6. The possibilities offered by each attitude
Self-compassion allows you to view each situation from the perspective of introspection. Therefore, you can properly analyze and manage your feelings, thoughts, and actions. This provides you with valuable learning.
With self-pity, you don’t face the negative situation, but you use it to build a wall that allows you to take no action yet you don’t feel remorseful. You place the focus of responsibility elsewhere and don’t process your feelings.
In light of the above, it follows that it’s possible to adapt to situations and escape from problems if you maintain a self-compassionate attitude. However, with self-pity, you have a negative view of the problem. This sabotages your intentions of adapting to changing circumstances.
8. Degree of psychological suffering
As you can imagine, self-pity generates far more suffering than self-compassion. The latter, being based on action, self-care, and optimism, isn’t exempt from suffering, but it’s possible to alleviate it. Self-pity, though, means you get stuck in a loop of negative feelings and it’s difficult to escape from them.
Of course, the results obtained with these two attitudes are different. With self-compassion, you reach a more solid state of well-being and feel a sense of self-fulfillment. On the other side of the coin, with self-pity, it’s possible that you’ll overcome the obstacle, but it leaves you with a feeling of having had an unpleasant experience, over which you had no control.
10. The impression you make on others
Although it may be the least important aspect, the external image that you reflect with each of these attitudes is also clearly different.
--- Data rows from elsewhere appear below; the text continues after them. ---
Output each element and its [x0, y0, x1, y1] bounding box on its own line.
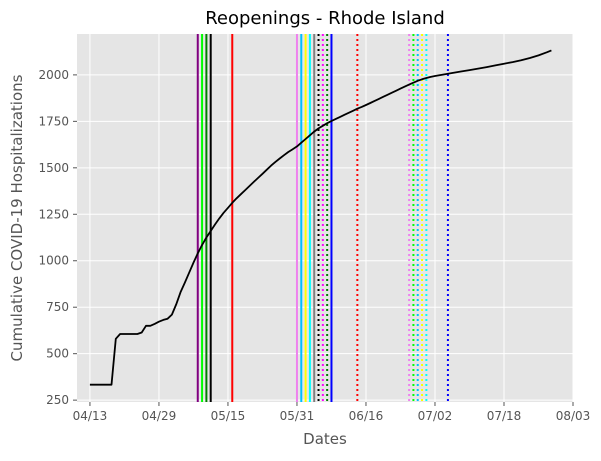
y-tick-label: 1500	[38, 161, 69, 175]
plot-area	[77, 34, 573, 402]
gridlines	[77, 34, 574, 402]
x-tick-label: 04/29	[142, 409, 177, 423]
x-tick-label: 06/16	[349, 409, 384, 423]
y-tick-label: 250	[46, 393, 69, 407]
y-axis-label: Cumulative COVID-19 Hospitalizations	[8, 74, 26, 361]
x-tick-label: 08/03	[556, 409, 591, 423]
reopening-markers	[196, 34, 449, 402]
x-tick-label: 07/02	[418, 409, 453, 423]
x-tick-label: 04/13	[73, 409, 108, 423]
x-tick-label: 05/31	[280, 409, 315, 423]
y-tick-label: 1250	[38, 207, 69, 221]
x-tick-label: 07/18	[487, 409, 522, 423]
x-axis-ticks: 04/13 04/29 05/15 05/31 06/16 07/02 07/18 08/03	[73, 402, 591, 423]
hospitalizations-line	[89, 49, 552, 386]
y-tick-label: 1000	[38, 254, 69, 268]
y-tick-label: 500	[46, 347, 69, 361]
y-tick-label: 750	[46, 300, 69, 314]
chart-title: Reopenings - Rhode Island	[205, 8, 445, 29]
x-axis-label: Dates	[303, 430, 347, 448]
x-tick-label: 05/15	[211, 409, 246, 423]
y-axis-ticks: 250 500 750 1000 1250 1500 1750 2000	[38, 68, 77, 407]
series-group	[89, 49, 552, 386]
y-tick-label: 2000	[38, 68, 69, 82]
y-tick-label: 1750	[38, 114, 69, 128]
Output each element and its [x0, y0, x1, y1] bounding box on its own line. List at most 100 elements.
If you’re self-compassionate, you’ll reflect autonomy and resilience, while being self-pitying will give the impression that you’re manipulative and selfish.
The importance of emotional responsibility
As you can see, self-compassion isn’t the same as self-pity. It could be said that self-compassion, in its most extreme version, could end up being self-pity. That’s why it’s important that, when it comes to accepting your pain, you’re able to take responsibility for it, without seeking external responsibility or ‘culprits’ (as would happen in self-pity).
Affective responsibility implies taking charge of your own emotions. If you take them to the extreme or tend to blame others for what happens to you, you can fall into the trap of self-pity. This won’t give you any solutions. In fact, it’ll only make you wallow in your pain, turning it into a chronic condition.